Quant au « principal ministre » Guédira aurait, de lui-même « demandé à M. Savary d’agir comme une sorte de conseiller des pays de l’Afrique du Nord pour l’élaboration d’une politique économique commune ou tout au moins d’une planification commune. » Et c’est au français de poser ses conditions pour coordonner, en tant que français, le rapprochement maghrébin, entres autres « qu’il s’agisse bien des trois pays d’Afrique du Nord et non pas de deux d’entre eux seulement ». Rien de cette situation apparemment ubuesque ne semble surprendre De Leusse.
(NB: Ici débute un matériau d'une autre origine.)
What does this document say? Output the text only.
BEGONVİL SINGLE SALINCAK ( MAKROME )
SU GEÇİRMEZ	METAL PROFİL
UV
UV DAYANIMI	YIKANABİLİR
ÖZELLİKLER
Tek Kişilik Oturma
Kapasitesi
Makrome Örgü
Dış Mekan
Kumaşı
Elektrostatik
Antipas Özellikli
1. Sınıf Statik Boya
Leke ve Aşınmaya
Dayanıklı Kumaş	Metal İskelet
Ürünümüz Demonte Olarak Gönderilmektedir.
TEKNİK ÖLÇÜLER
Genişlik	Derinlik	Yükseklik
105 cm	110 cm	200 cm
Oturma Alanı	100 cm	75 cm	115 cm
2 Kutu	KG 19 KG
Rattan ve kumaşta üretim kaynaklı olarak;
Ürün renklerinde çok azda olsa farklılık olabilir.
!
D. L’intérêt franco-marocain et le penchant culturel francophone

Le 20 mars, c’était au tour de l’ex-ministre belge du commerce de retourner au Maroc après 5 ans d’absence, l’attaché commercial Pierre Mouterde fait le bilan de son intervention dans une note au ministre des Finances[47]. « Il a eu de nombreuses conversations avec les dirigeants marocains et avec les milieux d’affaires tant européens que marocains »

Le tropisme pro-occidental de son interlocuteur principal, A. R. Guédira, transparait lorsqu’il introduit le prestigieux conférencier, à Casablanca, pour « une conférence sur ‘Maghreb et Marché Commun’ devant un auditoire de qualité. » Ce dernier « a insisté sur le caractère positif du marché commun ‘ travail que d’autres fournissent pour nous afin qu’une humanité meilleure naisse’ » ! Il corrige tout de suite sa position en intégrant « le cadre minimum du Maghreb » et semble supporter avec amertume que « la CEE comporte un aspect politique qui pourrait être en contradiction avec les engagements du Maroc ». Et bien sûr, c’est une aide qu’il attend de « nos amis européens » et d’ajouter, sans rire : « avec le désintéressement que nous leur connaissons ». Un dernier argument, dont Mouterde observe qu’il vise « l’auditoire et indirectement […] l’opinion marocaine » établi que la « solution » à trouver permettrait justement de trouver une véritable « indépendance », de ne plus dépendre de « la France qui est partie pour nous dans le Traité de Rome ».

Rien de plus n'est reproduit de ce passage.